Yesterday (Sept. 13, 2012), the University of Alberta lost of one of its most remarkable and beloved alumni: The Honourable E. Peter Lougheed. On behalf of the faculty, staff and students of the university, I extend my deepest condolences to Peter Lougheed’s family and friends. Being able to meet and come to know Mr. Lougheed has been one of the great privileges of being president of this university. His enduring affection for and commitment to the U of A has always been evident to me, whether he was speaking at special university events or congratulating the latest recipients of the prestigious Peter Lougheed Scholarship. His gifts to this university and to generations of U of A students will continue to live on for years to come.
Peter Lougheed first came to the U of A in the late 1940s to take his bachelor of arts. After completing his BA in 1951, he went onto to earn a bachelor of laws in 1952. During his undergraduate years, he was an active and popular campus leader. He wrote for the Gateway, served as president of the Students’ Union, and also played for the Golden Bears and then the Edmonton Eskimos for two seasons.
As you will know, Peter Lougheed went on to become one of Alberta’s and Canada’s most effective and well-respected leaders. His tenure as this province’s 10th premier left a remarkable legacy: thriving energy and agricultural industries; the Alberta Heritage Trust Fund; endowed student scholarships for Albertan students entering post-secondary education; well-funded health sciences research that has generated major discoveries; and a diverse cultural landscape that derives in part from his strong commitment to the development of arts, culture, sport and recreation in Alberta. His principled advocacy for Alberta also won Peter Lougheed admiration on the national stage. In 1982, he played an important role in the repatriation of the Canadian constitution and became a member of the Privy Council of Canada.
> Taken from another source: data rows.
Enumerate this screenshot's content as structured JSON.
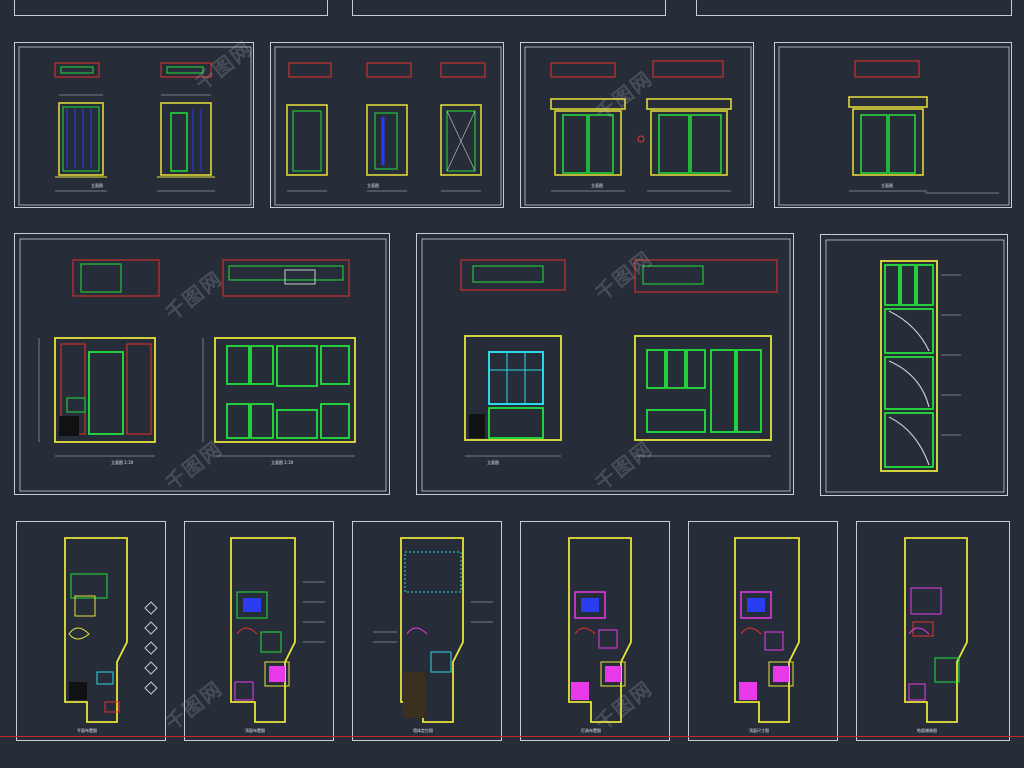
{
  "drawing_set": {
    "watermark": "千图网",
    "row1_titles": [
      "立面图",
      "立面图",
      "立面图",
      "立面图"
    ],
    "row2_titles": [
      "立面图 1:30",
      "立面图 1:30",
      "立面图"
    ],
    "row3_titles": [
      "平面布置图",
      "顶面布置图",
      "墙体定位图",
      "灯具布置图",
      "顶面尺寸图",
      "地面铺装图"
    ]
  },
  "colors": {
    "background": "#262c38",
    "frame": "#c9ccd2",
    "green": "#22e03a",
    "yellow": "#e8e23a",
    "red": "#e83228",
    "cyan": "#2ad8e8",
    "blue": "#2a3cf0",
    "magenta": "#e83ae8"
  }
}
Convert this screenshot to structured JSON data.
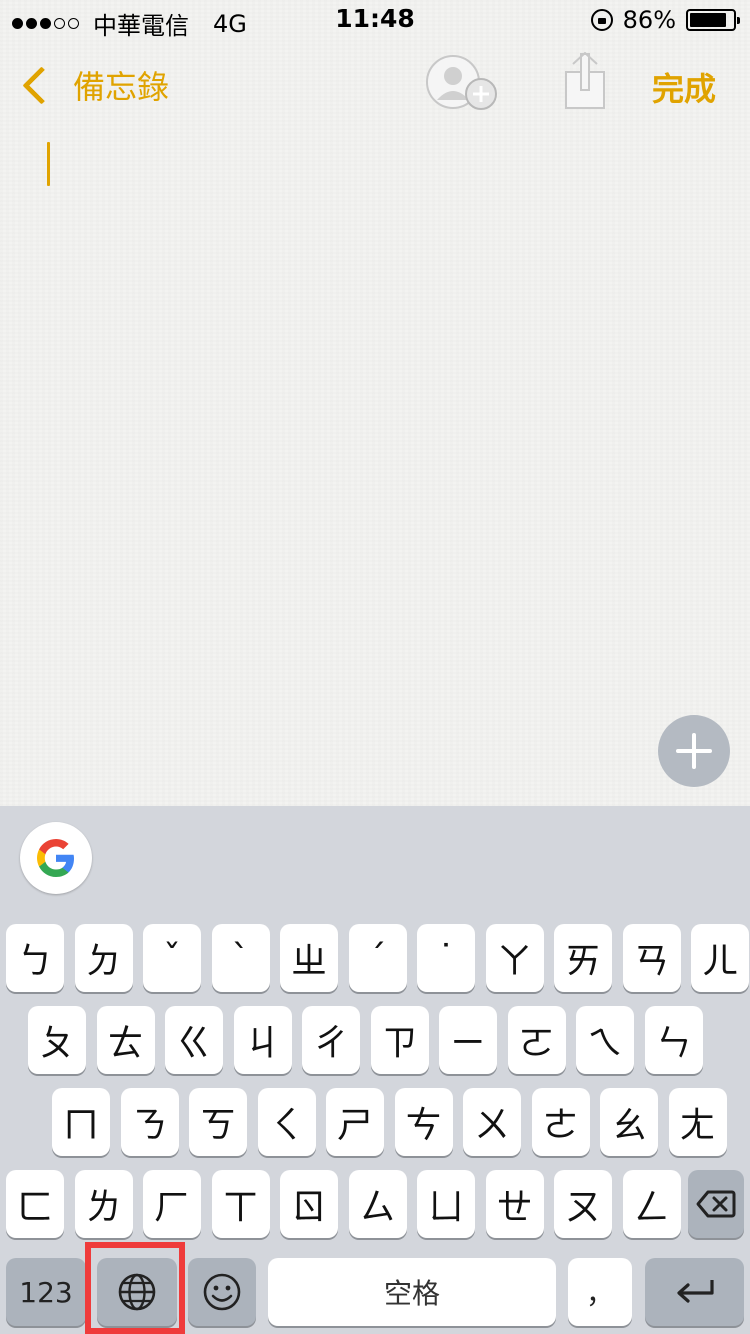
{
  "status_bar": {
    "carrier": "中華電信",
    "network": "4G",
    "time": "11:48",
    "battery_text": "86%",
    "battery_level": 0.86,
    "signal_dots": [
      true,
      true,
      true,
      false,
      false
    ]
  },
  "nav": {
    "back_label": "備忘錄",
    "done_label": "完成",
    "accent_color": "#e0a300"
  },
  "keyboard": {
    "row1": [
      "ㄅ",
      "ㄉ",
      "ˇ",
      "ˋ",
      "ㄓ",
      "ˊ",
      "˙",
      "ㄚ",
      "ㄞ",
      "ㄢ",
      "ㄦ"
    ],
    "row2": [
      "ㄆ",
      "ㄊ",
      "ㄍ",
      "ㄐ",
      "ㄔ",
      "ㄗ",
      "ㄧ",
      "ㄛ",
      "ㄟ",
      "ㄣ"
    ],
    "row3": [
      "ㄇ",
      "ㄋ",
      "ㄎ",
      "ㄑ",
      "ㄕ",
      "ㄘ",
      "ㄨ",
      "ㄜ",
      "ㄠ",
      "ㄤ"
    ],
    "row4": [
      "ㄈ",
      "ㄌ",
      "ㄏ",
      "ㄒ",
      "ㄖ",
      "ㄙ",
      "ㄩ",
      "ㄝ",
      "ㄡ",
      "ㄥ"
    ],
    "numbers_label": "123",
    "space_label": "空格",
    "comma_label": "，",
    "icons": {
      "google": "google-icon",
      "globe": "globe-icon",
      "emoji": "emoji-icon",
      "delete": "delete-icon",
      "return": "return-icon"
    }
  },
  "highlight_color": "#ef3b3b"
}
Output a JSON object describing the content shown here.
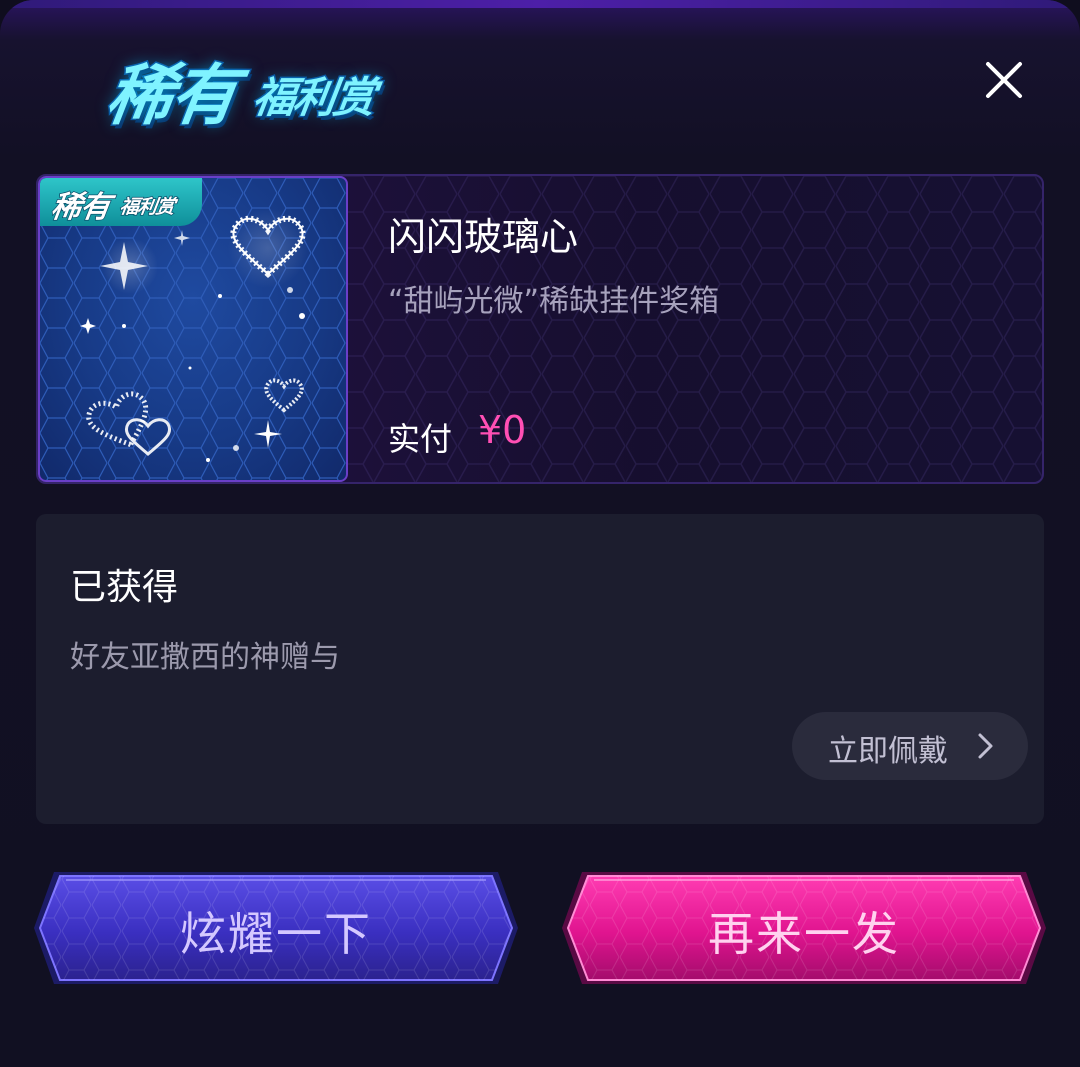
{
  "header": {
    "logo_text_big": "稀有",
    "logo_text_small": "福利赏",
    "close_icon": "close-icon"
  },
  "reward": {
    "badge_big": "稀有",
    "badge_small": "福利赏",
    "name": "闪闪玻璃心",
    "description": "“甜屿光微”稀缺挂件奖箱",
    "price_label": "实付",
    "price_value": "¥0",
    "thumbnail_icon": "sparkle-hearts-icon"
  },
  "obtained": {
    "title": "已获得",
    "source": "好友亚撒西的神赠与",
    "wear_label": "立即佩戴"
  },
  "actions": {
    "show_off_label": "炫耀一下",
    "again_label": "再来一发"
  },
  "colors": {
    "background": "#111022",
    "accent_pink": "#ff4fb4",
    "button_blue": "#3b2fb8",
    "button_pink": "#d8188f"
  }
}
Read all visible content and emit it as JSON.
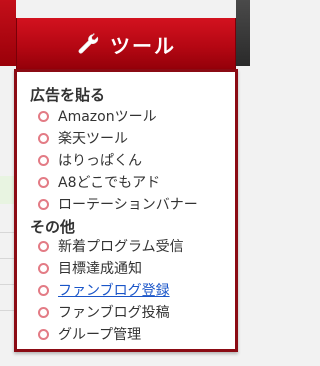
{
  "header": {
    "tab_label": "ツール",
    "tab_icon": "wrench-icon",
    "accent_color": "#b50713",
    "border_color": "#8b0b14"
  },
  "menu": {
    "sections": [
      {
        "title": "広告を貼る",
        "items": [
          {
            "label": "Amazonツール"
          },
          {
            "label": "楽天ツール"
          },
          {
            "label": "はりっぱくん"
          },
          {
            "label": "A8どこでもアド"
          },
          {
            "label": "ローテーションバナー"
          }
        ]
      },
      {
        "title": "その他",
        "items": [
          {
            "label": "新着プログラム受信"
          },
          {
            "label": "目標達成通知"
          },
          {
            "label": "ファンブログ登録",
            "state": "hover-link"
          },
          {
            "label": "ファンブログ投稿"
          },
          {
            "label": "グループ管理"
          }
        ]
      }
    ]
  }
}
I cannot fully recount all of Peter Lougheed’s many, many accomplishments and honours here, except to mention that he received an honorary degree from his alma mater in 1986 in recognition of his outstanding contributions to his province and country.
In my view, Peter Lougheed is a giant among U of A’s thousands of extraordinary alumni. His leadership on campus as a student foreshadowed the leadership he would display throughout his life. His drive to achieve his full potential was evident in all that he attempted. His reputation for clear thinking and effective communication was a testament to the value of his liberal arts education. And, finally, his dedication to public service, in politics and beyond, will always remain a powerful model for all current and future U of A students who strive, as he once did, to be a leader and a force for positive change within society.